No Evangelho (Mt 6,1-6.16-18), Jesus pede aos seus discípulos uma justiça superior a dos escribas e fariseus, mesmo quando praticam as mesmas obras que eles: “Guardai-vos de fazer as vossas boas obras diante dos homens, para vos tornardes notados por eles”. Agora, aplica esse princípio a algumas práticas religiosas do seu tempo: a esmola, o jejum e a oração. Há que estar atentos às motivações que nos levam a dar esmola, a orar, a jejuar, porque o Pai vê o que está oculto, os sentimentos profundos do coração. Se buscamos o aplauso dos homens, a vanglória, Deus nada tem para nos dar. Mas se buscamos a relação íntima e pessoal com Ele, a comunhão com Ele, seremos recompensados. Se não fizermos as boas obras com reta intenção somos hypokritoi, isto é, comediantes, e mesmo ímpios, de acordo com o uso hebraico do termo.
O período da Quaresma é o tempo propício para que nos deixemos reconciliar com Deus, não tornando vã a graça que o Altíssimo nos concedeu por meio de seu Filho Jesus: “É agora o momento favorável, é agora o dia da salvação” (2Cor 5,2). Por isso, voltemo-nos para o Senhor com todo o nosso coração. Que nossas práticas e celebrações, nesta Quarta-Feira de Cinzas e na Quaresma, sejam conforme aquilo que ensinou o profeta Joel e o próprio Jesus no Sermão da Montanha: “Rasgai o coração, e não as vestes” (Jl 2,12). “Ficai atentos para não praticar a vossa justiça na frente dos homens, só para serem vistos por eles” (Mt 6,1).
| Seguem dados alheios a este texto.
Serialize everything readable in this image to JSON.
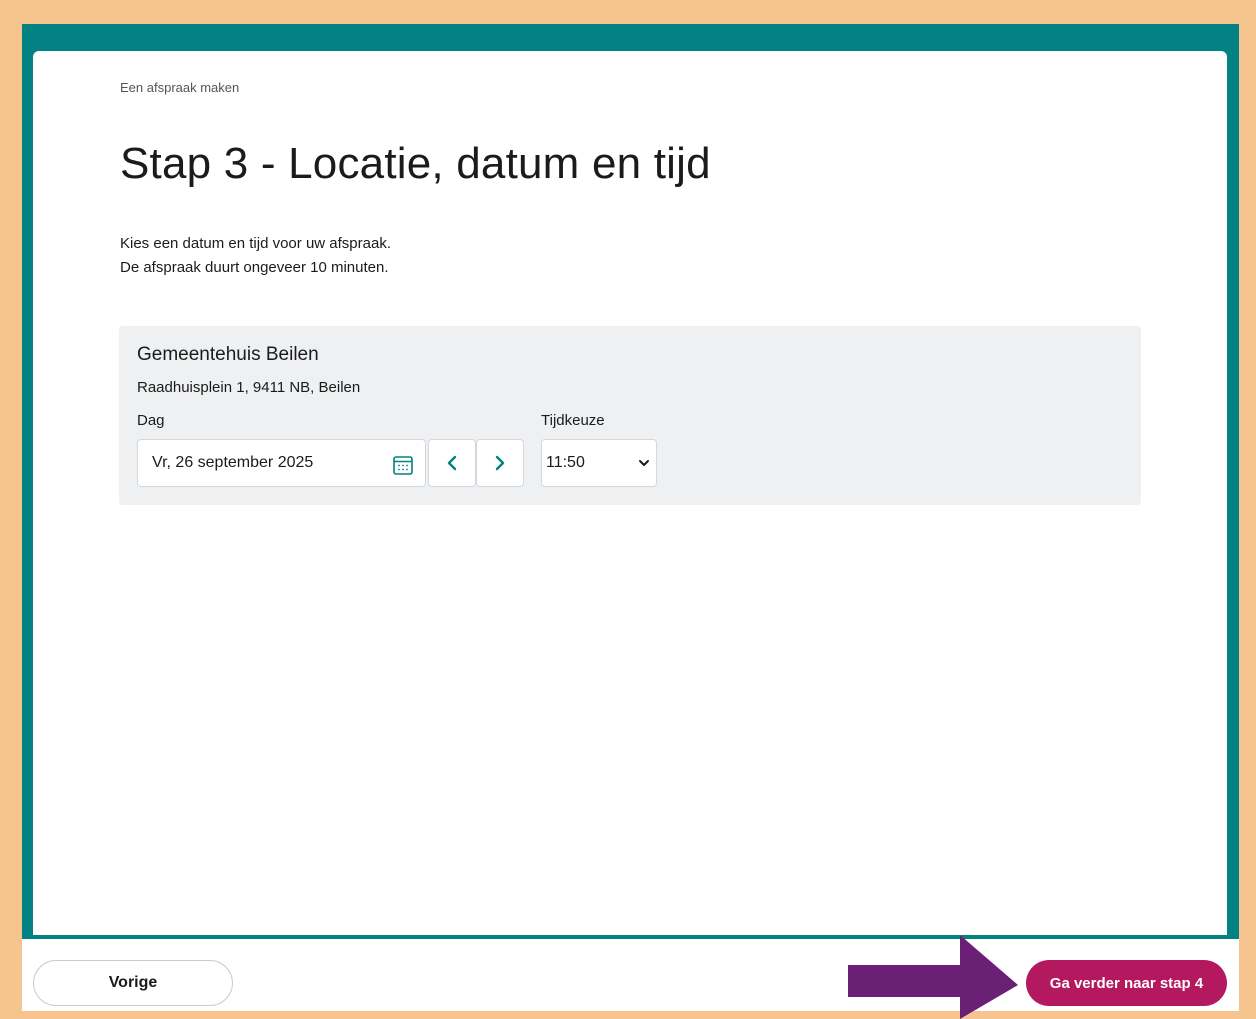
{
  "breadcrumb": "Een afspraak maken",
  "title": "Stap 3 - Locatie, datum en tijd",
  "intro": {
    "line1": "Kies een datum en tijd voor uw afspraak.",
    "line2": "De afspraak duurt ongeveer 10 minuten."
  },
  "location": {
    "name": "Gemeentehuis Beilen",
    "address": "Raadhuisplein 1, 9411 NB, Beilen",
    "day_label": "Dag",
    "day_value": "Vr, 26 september 2025",
    "time_label": "Tijdkeuze",
    "time_value": "11:50"
  },
  "footer": {
    "prev_label": "Vorige",
    "next_label": "Ga verder naar stap 4"
  },
  "colors": {
    "teal": "#028283",
    "accent": "#b4185f",
    "arrow": "#6a2175",
    "border_outer": "#f6c48f"
  }
}
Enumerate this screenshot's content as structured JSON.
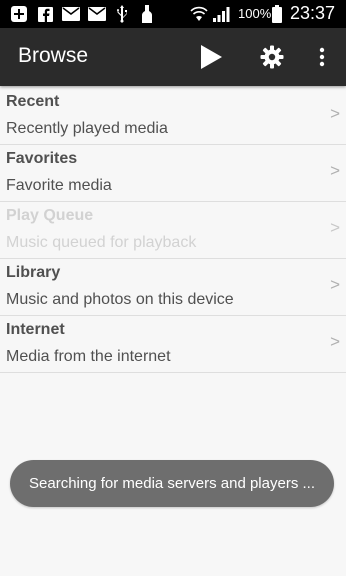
{
  "status_bar": {
    "icons": [
      "add-notification-icon",
      "facebook-icon",
      "mail-icon",
      "mail-icon",
      "usb-icon",
      "bottle-icon",
      "wifi-icon",
      "signal-icon",
      "battery-icon"
    ],
    "battery": "100%",
    "time": "23:37"
  },
  "app_bar": {
    "title": "Browse",
    "actions": [
      "play-icon",
      "settings-gear-icon",
      "overflow-menu-icon"
    ]
  },
  "list": {
    "items": [
      {
        "title": "Recent",
        "subtitle": "Recently played media",
        "chevron": ">",
        "enabled": true
      },
      {
        "title": "Favorites",
        "subtitle": "Favorite media",
        "chevron": ">",
        "enabled": true
      },
      {
        "title": "Play Queue",
        "subtitle": "Music queued for playback",
        "chevron": ">",
        "enabled": false
      },
      {
        "title": "Library",
        "subtitle": "Music and photos on this device",
        "chevron": ">",
        "enabled": true
      },
      {
        "title": "Internet",
        "subtitle": "Media from the internet",
        "chevron": ">",
        "enabled": true
      }
    ]
  },
  "toast": {
    "message": "Searching for media servers and players ..."
  },
  "colors": {
    "status_bar_bg": "#000000",
    "app_bar_bg": "#2b2b2b",
    "list_bg": "#f7f7f7",
    "text_primary": "#505050",
    "text_disabled": "#d2d2d2",
    "toast_bg": "#6e6e6e"
  }
}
O jejum, a caridade e a oração são gestos e atitudes agradáveis a Deus, mas tão somente se nos afastam de toda vaidade e hipocrisia, e se nos levam à conversão interior – rasgar os coração – integralmente.
A nossa Quaresma deve ser vivida em espírito e vida, na verdade e na santidade. Tenhamos uma Quaresma sem hipocrisia. Com a caridade, a oração, o jejum e a mudança de vida iniciemos nosso itinerário de conversão. Vivendo a penitência e a oração, manifestemos ao Senhor nossa confiança em sua Misericórdia.